At present, See3D students are not particular about the colors used for a given model. Rather, to be economical, they are inclined to simply use a color until the roll of filament is used up.
The goal of See3D is to build a collaborative network of high school students who can produce the 3D models for teachers of the visually impaired and blind individuals themselves who request them.
The Bottom Line
Caroline had been given my name by other blind people in Cincinnati and contacted me to ask if I'd like to receive any of the 3D models. After our first conversation, she sent me a Cinderella castle and a butterfly.
The professional nature of the packaging surpassed that of some for-profit companies shipping products to blind and low vision individuals.

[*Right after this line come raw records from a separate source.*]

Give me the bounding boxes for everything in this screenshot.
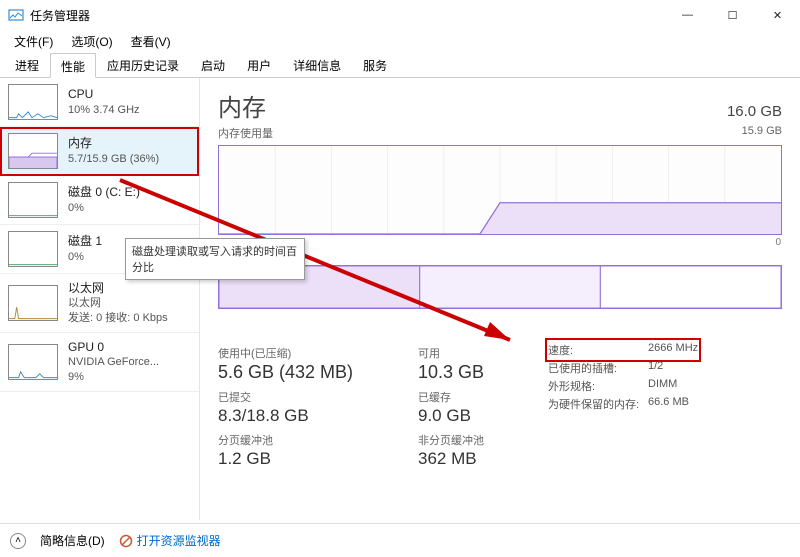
form-value: DIMM bbox=[648, 378, 677, 394]
sidebar-sub: 0% bbox=[68, 201, 140, 216]
slots-value: 1/2 bbox=[648, 360, 663, 376]
speed-value: 2666 MHz bbox=[648, 342, 698, 358]
thumb-gpu0 bbox=[8, 344, 58, 380]
sidebar-label: CPU bbox=[68, 86, 140, 102]
total-memory: 16.0 GB bbox=[727, 103, 782, 120]
app-icon bbox=[8, 7, 24, 23]
paged-label: 分页缓冲池 bbox=[218, 432, 388, 448]
cached-value: 9.0 GB bbox=[418, 406, 518, 426]
footer: ˄ 简略信息(D) 打开资源监视器 bbox=[0, 523, 800, 557]
tab-details[interactable]: 详细信息 bbox=[282, 52, 352, 77]
avail-value: 10.3 GB bbox=[418, 362, 518, 383]
nonpaged-value: 362 MB bbox=[418, 449, 518, 469]
hw-key: 为硬件保留的内存: bbox=[548, 396, 648, 412]
sidebar-item-ethernet[interactable]: 以太网以太网发送: 0 接收: 0 Kbps bbox=[0, 274, 199, 333]
paged-value: 1.2 GB bbox=[218, 449, 388, 469]
sidebar-sub: 10% 3.74 GHz bbox=[68, 103, 140, 118]
sidebar-item-gpu0[interactable]: GPU 0NVIDIA GeForce...9% bbox=[0, 333, 199, 392]
info-row-speed: 速度: 2666 MHz bbox=[548, 341, 698, 359]
thumb-memory bbox=[8, 133, 58, 169]
cached-label: 已缓存 bbox=[418, 389, 518, 405]
tab-app-history[interactable]: 应用历史记录 bbox=[96, 52, 190, 77]
menu-options[interactable]: 选项(O) bbox=[63, 31, 120, 52]
thumb-disk0 bbox=[8, 182, 58, 218]
sidebar-sub: NVIDIA GeForce... bbox=[68, 355, 159, 370]
usage-label: 内存使用量 bbox=[218, 125, 273, 141]
stats-block: 使用中(已压缩) 5.6 GB (432 MB) 已提交 8.3/18.8 GB… bbox=[218, 339, 782, 469]
menubar: 文件(F) 选项(O) 查看(V) bbox=[0, 30, 800, 52]
sidebar-item-cpu[interactable]: CPU10% 3.74 GHz bbox=[0, 78, 199, 127]
used-label: 使用中(已压缩) bbox=[218, 345, 388, 361]
sidebar-sub2: 9% bbox=[68, 370, 159, 385]
sidebar-sub2: 发送: 0 接收: 0 Kbps bbox=[68, 311, 168, 326]
open-resmon-link[interactable]: 打开资源监视器 bbox=[119, 532, 221, 549]
memory-usage-chart: 0 bbox=[218, 145, 782, 235]
sidebar-sub: 5.7/15.9 GB (36%) bbox=[68, 152, 159, 167]
page-title: 内存 bbox=[218, 88, 266, 123]
menu-file[interactable]: 文件(F) bbox=[6, 31, 61, 52]
tab-bar: 进程 性能 应用历史记录 启动 用户 详细信息 服务 bbox=[0, 52, 800, 78]
axis-zero: 0 bbox=[775, 237, 781, 248]
brief-info-link[interactable]: 简略信息(D) bbox=[40, 532, 105, 549]
avail-label: 可用 bbox=[418, 345, 518, 361]
info-row-slots: 已使用的插槽: 1/2 bbox=[548, 359, 698, 377]
info-row-form: 外形规格: DIMM bbox=[548, 377, 698, 395]
tab-services[interactable]: 服务 bbox=[352, 52, 398, 77]
tab-performance[interactable]: 性能 bbox=[50, 53, 96, 78]
sidebar-sub: 0% bbox=[68, 250, 102, 265]
thumb-ethernet bbox=[8, 285, 58, 321]
window-title: 任务管理器 bbox=[30, 7, 665, 24]
thumb-cpu bbox=[8, 84, 58, 120]
minimize-button[interactable]: — bbox=[665, 0, 710, 30]
resmon-icon bbox=[119, 534, 133, 548]
sidebar-label: GPU 0 bbox=[68, 339, 159, 355]
close-button[interactable]: ✕ bbox=[755, 0, 800, 30]
titlebar: 任务管理器 — ☐ ✕ bbox=[0, 0, 800, 30]
menu-view[interactable]: 查看(V) bbox=[123, 31, 179, 52]
form-key: 外形规格: bbox=[548, 378, 648, 394]
sidebar-label: 磁盘 0 (C: E:) bbox=[68, 184, 140, 200]
hw-value: 66.6 MB bbox=[648, 396, 689, 412]
info-row-hwreserved: 为硬件保留的内存: 66.6 MB bbox=[548, 395, 698, 413]
sidebar-label: 以太网 bbox=[68, 280, 168, 296]
sidebar-item-memory[interactable]: 内存5.7/15.9 GB (36%) bbox=[0, 127, 199, 176]
chevron-up-icon[interactable]: ˄ bbox=[10, 533, 26, 549]
tab-users[interactable]: 用户 bbox=[236, 52, 282, 77]
maximize-button[interactable]: ☐ bbox=[710, 0, 755, 30]
sidebar-label: 磁盘 1 bbox=[68, 233, 102, 249]
commit-label: 已提交 bbox=[218, 389, 388, 405]
resmon-label: 打开资源监视器 bbox=[137, 532, 221, 549]
disk-tooltip: 磁盘处理读取或写入请求的时间百分比 bbox=[125, 238, 305, 280]
tab-processes[interactable]: 进程 bbox=[4, 52, 50, 77]
slots-key: 已使用的插槽: bbox=[548, 360, 648, 376]
nonpaged-label: 非分页缓冲池 bbox=[418, 432, 518, 448]
used-value: 5.6 GB (432 MB) bbox=[218, 362, 388, 383]
thumb-disk1 bbox=[8, 231, 58, 267]
info-table: 速度: 2666 MHz 已使用的插槽: 1/2 外形规格: DIMM 为硬件保… bbox=[548, 341, 698, 469]
usage-max: 15.9 GB bbox=[742, 125, 782, 141]
sidebar: CPU10% 3.74 GHz 内存5.7/15.9 GB (36%) 磁盘 0… bbox=[0, 78, 200, 520]
body: CPU10% 3.74 GHz 内存5.7/15.9 GB (36%) 磁盘 0… bbox=[0, 78, 800, 520]
tab-startup[interactable]: 启动 bbox=[190, 52, 236, 77]
sidebar-label: 内存 bbox=[68, 135, 159, 151]
sidebar-item-disk0[interactable]: 磁盘 0 (C: E:)0% bbox=[0, 176, 199, 225]
speed-key: 速度: bbox=[548, 342, 648, 358]
sidebar-sub: 以太网 bbox=[68, 296, 168, 311]
commit-value: 8.3/18.8 GB bbox=[218, 406, 388, 426]
main-panel: 内存 16.0 GB 内存使用量 15.9 GB 0 bbox=[200, 78, 800, 520]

On the outside of the package were braille labels, so that I immediately knew it was the package sent by Caroline of See3D. Inside, the models were protectively wrapped. There was a braille letter (Caroline's grade 2 braille was not perfect, but absolutely clear) along with business cards that bore both print and braille contact information.
The models themselves are delightful. There is something mesmerizing about the butterfly in particular. Each time I pick it up, I find running my fingers over its wings and antennae somewhat irresistible.
If you are blind or have significant low vision, reflect for me on a few questions: Can you confidently describe a Disney castle? A butterfly? Shrek? Or a minion? How about the inner layers of the earth? Or a particular constellation of stars? Do you have a mental image of the face of Abraham Lincoln or Barack Obama?
The sense of touch (or, more precisely in this context, touch translating for sight) can deliver powerful visual images to the brain, but there are countless images all around us that are well beyond the typical three-foot reach of a human being's arm.
If you would like to request a 3D model for yourself or your students, send your request via email.
Caroline is about to begin her senior year and she is involved in academics, theater, music, golf, not to mention all of the rigorous planning involved in choosing and getting ready for college, but she is passionate about this project and is recruiting more collaborators to help.